You're not exactly in the minority to be feeling insecure at 20 years old. Most people start out feeling insecure in a relationship, but learn to trust in it over time. Like you, I'm years down the road and I still don't feel that secure - of course, my situation arose because my boyfriend spent absurd amounts of time focusing on an ex-girlfriend, which brought a lot of damage to our relationship and to my self-confidence.

 

And if you feel so insecure about yourself, you need to ask yourself why. Are you in school? Do you work? Do you have your own goals, ambitions, etc. apart from your boyfriend? Are you involved in charity work - do you have your own groups of friends? It's important to have your life apart from your boyfriend. Join an exercise class. Get involved with a charitable organization.
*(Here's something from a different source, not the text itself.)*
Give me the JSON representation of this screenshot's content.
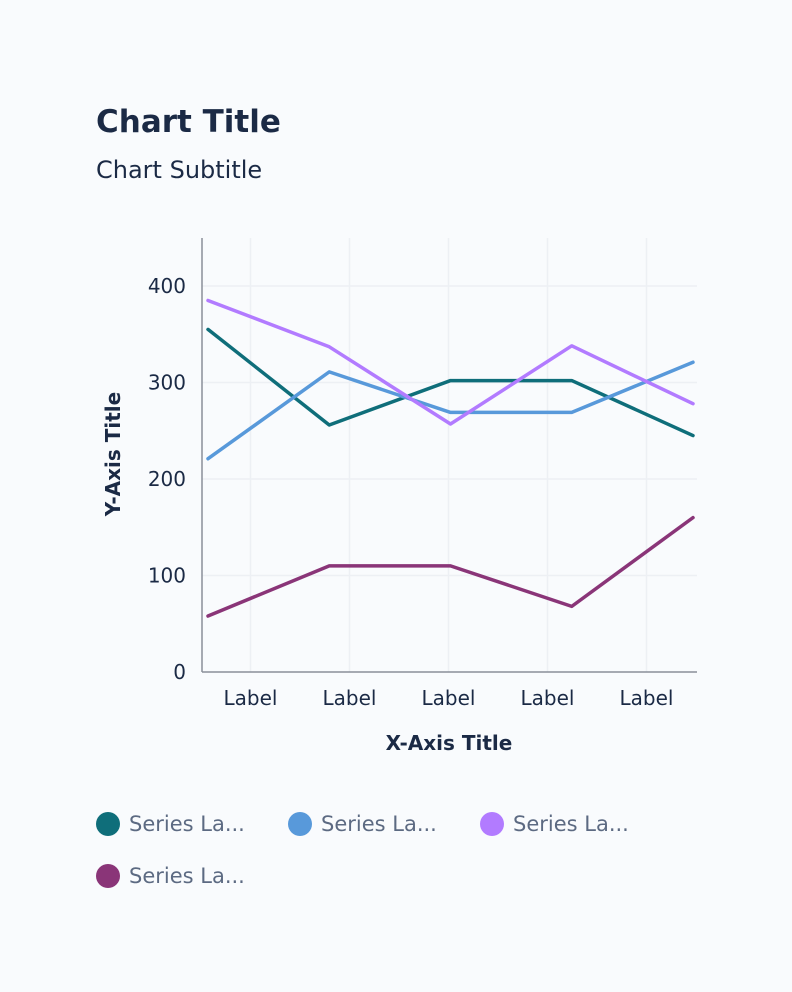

Do something that makes you feel valued and good about yourself to start boosting your self-esteem.

 

Women are often taught that their looks are the best part about them, and that if they aren't good-looking, they're screwed from the start. Unfortunately, that means that a lot of otherwise decent-looking women believe that they're crap because they don't feel pretty or thin enough to attract or keep a boyfriend.

 

Make a list of some of your traits. Are you a great dancer, painter? Do you listen to people and offer advice when they're having problems? Are you a nice or generous person? Do people tell you that you have a good sense of humor? Write out a list of your good traits. Ask your friends to do this, too. You might even ask your friends to list their bad traits - and then talk about it. You'll likely find they've listed tons of bad traits about themselves that you would never agree with. So just imagine what your friends would say if they saw your list of negative traits. Treat yourself like a friend would treat you.

 

You don't get to see yourself from the outside, so you don't know what others think about you. Remember that you've only got part of the story.

 

I wrote out a list of about 20 reasons that my boyfriend should think I'm an excellent girlfriend - I never realized I had so much going for me. You probably don't, either.

 

Talk to your boyfriend and outline why you feel jealous. If he's doing something to make you feel jealous, explain that, too.